Ф. Достоевский. Записки из подполья
Что можно разбить, то и нужно разбивать; что выдержит удар, то годится, что разлетится вдребезги, то хлам; во всяком случае, бей направо и налево, от этого вреда не будет и не может быть.
Д. Писарев. Схоластика XIX века
Подпольный человек — самый таинственный персонаж книг Достоевского. Имя и фамилия его нам неизвестны, какого он роду-племени — тоже. Знаем мы только, что ему 40 лет от роду, обитает он в «дрянной скверной квартире» на окраине Питера и характер имеет жутчайший. Желчный, скептичный, язвительный неудачник, обиженный на весь мир и решительно ничем не довольный. Дважды два четыре ему не нравится, от обезьяны происходить категорически не желает, да и вообще, стервец он и эгоист! «Свету ли провалиться, или вот мне чаю не пить? Я скажу, что свету провалиться, а мне чтобы чай всегда пить».
Что взять с такого? Мутный тип, сомнительный. Однако отметим для себя этот его выпад против «обезьяны». Дарвина читали, господин хороший? Или, может, не самого Дарвина, а его пропагандистов и интертрепаторов? В «обезьяну» мы, положим, и сами не верим, но как-то все у вас скользко, двусмысленно выходит, ни Богу свечка, ни черту кочерга. А не угодно ли, голубь, в участок прогуляться на предмет проверки благонамеренности? Прояснить ваши взгляды на православие, самодержавие и народность? Никак не желаете? Что же, пейте свой чай, а мы будем вам косточки мыть, вам и вам подобным. Прошу тишины! Тема сегодняшней лекции — Дарвин в дореволюционной России.
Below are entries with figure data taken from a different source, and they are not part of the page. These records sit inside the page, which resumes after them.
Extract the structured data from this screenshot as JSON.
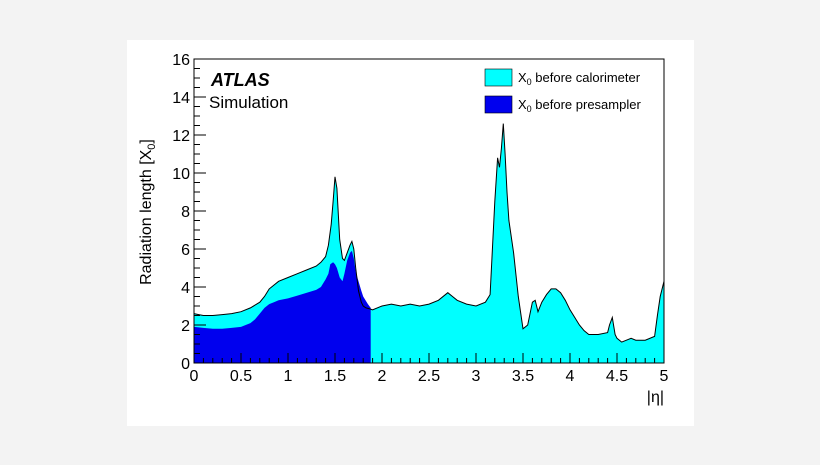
{
  "chart_data": {
    "type": "area",
    "xlabel": "|η|",
    "ylabel": "Radiation length [X",
    "ylabel_sub": "0",
    "ylabel_suffix": "]",
    "xlim": [
      0,
      5
    ],
    "ylim": [
      0,
      16
    ],
    "xticks": [
      "0",
      "0.5",
      "1",
      "1.5",
      "2",
      "2.5",
      "3",
      "3.5",
      "4",
      "4.5",
      "5"
    ],
    "yticks": [
      "0",
      "2",
      "4",
      "6",
      "8",
      "10",
      "12",
      "14",
      "16"
    ],
    "annotation_bold": "ATLAS",
    "annotation": "Simulation",
    "legend_position": "top-right",
    "colors": {
      "calorimeter": "#00ffff",
      "presampler": "#0000ee",
      "outline": "#000000"
    },
    "series": [
      {
        "name": "X",
        "name_sub": "0",
        "name_suffix": " before calorimeter",
        "x": [
          0,
          0.05,
          0.1,
          0.2,
          0.3,
          0.4,
          0.5,
          0.6,
          0.7,
          0.75,
          0.8,
          0.9,
          1.0,
          1.1,
          1.2,
          1.3,
          1.35,
          1.4,
          1.43,
          1.46,
          1.48,
          1.5,
          1.52,
          1.55,
          1.58,
          1.6,
          1.63,
          1.66,
          1.68,
          1.7,
          1.72,
          1.75,
          1.78,
          1.8,
          1.83,
          1.87,
          1.9,
          2.0,
          2.1,
          2.2,
          2.3,
          2.4,
          2.5,
          2.6,
          2.7,
          2.75,
          2.8,
          2.9,
          3.0,
          3.1,
          3.15,
          3.2,
          3.23,
          3.25,
          3.27,
          3.29,
          3.31,
          3.33,
          3.35,
          3.4,
          3.45,
          3.5,
          3.55,
          3.6,
          3.63,
          3.66,
          3.7,
          3.75,
          3.8,
          3.85,
          3.9,
          3.95,
          4.0,
          4.05,
          4.1,
          4.15,
          4.2,
          4.3,
          4.4,
          4.42,
          4.45,
          4.48,
          4.5,
          4.55,
          4.6,
          4.65,
          4.7,
          4.8,
          4.9,
          4.93,
          4.96,
          5.0
        ],
        "values": [
          2.6,
          2.55,
          2.5,
          2.5,
          2.55,
          2.6,
          2.7,
          2.9,
          3.2,
          3.5,
          3.9,
          4.3,
          4.5,
          4.7,
          4.9,
          5.1,
          5.3,
          5.6,
          6.2,
          7.3,
          8.5,
          9.8,
          9.2,
          6.5,
          5.5,
          5.4,
          5.8,
          6.2,
          6.4,
          6.0,
          5.0,
          3.8,
          3.2,
          3.0,
          2.9,
          2.85,
          2.8,
          3.0,
          3.1,
          3.0,
          3.1,
          3.0,
          3.1,
          3.3,
          3.7,
          3.5,
          3.3,
          3.1,
          3.0,
          3.2,
          3.6,
          8.5,
          10.8,
          10.3,
          11.3,
          12.6,
          11.0,
          9.0,
          7.5,
          5.8,
          3.5,
          1.8,
          2.0,
          3.2,
          3.3,
          2.7,
          3.2,
          3.6,
          3.9,
          3.9,
          3.7,
          3.3,
          2.8,
          2.4,
          2.0,
          1.7,
          1.5,
          1.5,
          1.6,
          2.0,
          2.4,
          1.5,
          1.3,
          1.1,
          1.2,
          1.3,
          1.2,
          1.2,
          1.4,
          2.5,
          3.5,
          4.3
        ]
      },
      {
        "name": "X",
        "name_sub": "0",
        "name_suffix": " before presampler",
        "x": [
          0,
          0.1,
          0.2,
          0.3,
          0.4,
          0.5,
          0.55,
          0.6,
          0.65,
          0.7,
          0.75,
          0.8,
          0.85,
          0.9,
          1.0,
          1.1,
          1.2,
          1.3,
          1.35,
          1.4,
          1.43,
          1.45,
          1.48,
          1.5,
          1.52,
          1.55,
          1.58,
          1.6,
          1.63,
          1.66,
          1.68,
          1.7,
          1.72,
          1.75,
          1.78,
          1.8,
          1.85,
          1.88
        ],
        "values": [
          1.9,
          1.85,
          1.8,
          1.8,
          1.85,
          1.9,
          2.0,
          2.1,
          2.3,
          2.6,
          2.9,
          3.1,
          3.2,
          3.3,
          3.4,
          3.55,
          3.7,
          3.85,
          4.0,
          4.4,
          4.7,
          5.2,
          5.3,
          5.2,
          5.0,
          4.5,
          4.3,
          4.7,
          5.4,
          5.8,
          5.9,
          5.5,
          4.8,
          4.3,
          3.8,
          3.5,
          3.1,
          2.9
        ]
      }
    ]
  }
}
В год смерти Дарвина отношения между двумя великими империями, Российской и Британской, были далеки от идиллических. Вовсю шла Большая Игра (Great Game) — спор за раздел сфер влияния в Центральной Азии. Британия пристально следила за русской экспансией в Туркестан, опасаясь, что соперник вторгнется на территорию Афганистана, а чего доброго, и в Британскую Индию. Русские обыватели судачили о том, что «англичанка гадит» и не случится ли скоро новая война (недавно закончившаяся Русско-турецкая была еще всем памятна).
Но эти геополитические трения не могли подорвать авторитет, которым Чарльз Дарвин пользовался в русском образованном обществе. Из британских ученых с ним мог соперничать только Генри Томас Бокль, чья «История цивилизации в Англии» стала настольной книгой русской интеллигенции. Дарвин писал не для широкой публики, тем не менее почти все его новые книги в России становились интеллектуальными бестселлерами. В 1871 г. «Происхождение человека» выпустили одновременно в трех (!) переводах, два из которых, впрочем, были сокращенными версиями, изданными без согласия автора, то есть по-пиратски.
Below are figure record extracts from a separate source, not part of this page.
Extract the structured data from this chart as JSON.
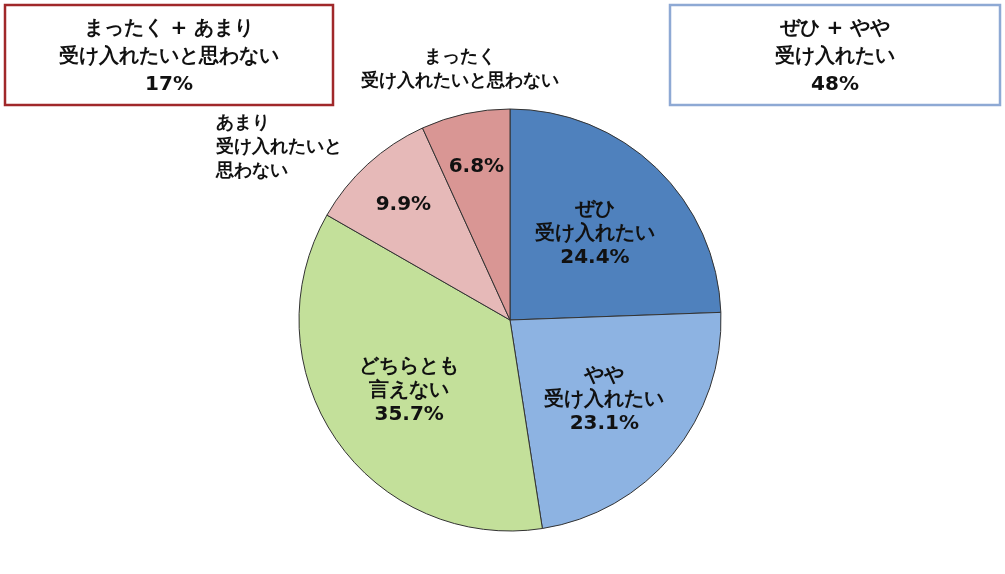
{
  "chart_data": {
    "type": "pie",
    "categories": [
      "ぜひ受け入れたい",
      "やや受け入れたい",
      "どちらとも言えない",
      "あまり受け入れたいと思わない",
      "まったく受け入れたいと思わない"
    ],
    "values": [
      24.4,
      23.1,
      35.7,
      9.9,
      6.8
    ],
    "colors": [
      "#4f81bd",
      "#8db3e2",
      "#c3e09a",
      "#e6b9b8",
      "#d99694"
    ],
    "value_labels": [
      "24.4%",
      "23.1%",
      "35.7%",
      "9.9%",
      "6.8%"
    ],
    "annotations": [
      "まったく + あまり受け入れたいと思わない17%",
      "ぜひ + やや受け入れたい48%"
    ]
  }
}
В те годы русские издатели умудрялись публиковать некоторые книги Дарвина даже раньше, чем они выходили в Англии.
Делалось это очень просто. Автор присылал в Россию корректурные листы своей новой книги, с которых оперативно выполнялся перевод. Сочинения Дарвина не назовешь легким чтением, но это не мешало их популярности, а потуги цензуры ограничить распространение книг английского ученого только увеличивали читательский интерес. (Надо сказать, что цензурные препоны в отношении книг Дарвина оказались малоэффективными — ни одну из них в России так и не запретили.) Усилия критиков дарвинизма тоже были напрасными.
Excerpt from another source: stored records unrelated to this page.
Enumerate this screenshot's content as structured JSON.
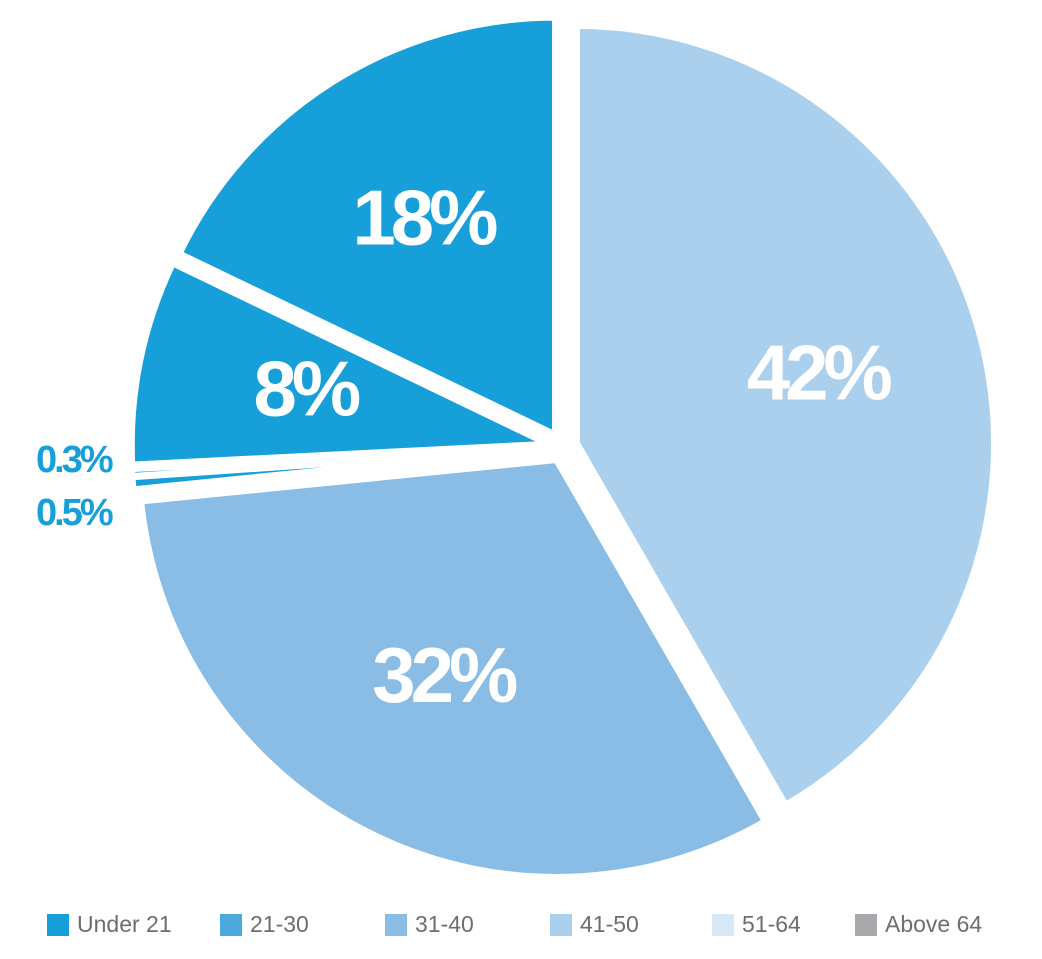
{
  "chart_data": {
    "type": "pie",
    "categories": [
      "Under 21",
      "21-30",
      "31-40",
      "41-50",
      "51-64",
      "Above 64"
    ],
    "values": [
      18,
      8,
      32,
      42,
      0.5,
      0.3
    ],
    "value_labels": [
      "18%",
      "8%",
      "32%",
      "42%",
      "0.5%",
      "0.3%"
    ],
    "colors": [
      "#169fd9",
      "#169fd9",
      "#89bde6",
      "#abd0ed",
      "#169fd9",
      "#169fd9"
    ],
    "legend_colors": [
      "#169fd9",
      "#4ba9de",
      "#89bde6",
      "#abd0ed",
      "#d7e8f7",
      "#a7a9ac"
    ]
  }
}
Так, в 1885–1889 гг. вышло трехтомное сочинение русского биолога, философа и публициста Николая Данилевского, озаглавленное «Дарвинизм: критическое исследование». Это была настоящая энциклопедия антидарвинизма, ученая и очень объемистая. Трехтомник включал около 1400 печатных страниц, в то время как «Происхождение видов» в русском переводе умещалось на 400 страницах. Данилевский добросовестно собрал практически все известные тогда возражения против теории естественного отбора — те самые, что активно использовались европейскими критиками в годы «затмения». Как мы видели в прошлой главе, многие из них были вполне справедливыми. Но имя Данилевского не пользовалось громкой известностью, да и мало кто из читателей мог одолеть его солидных размеров трехтомник. «Дарвинизм» пылился на полках книжных магазинов, в то время как сочинения самого Дарвина выпускались все новыми и новыми изданиями и в новых переводах.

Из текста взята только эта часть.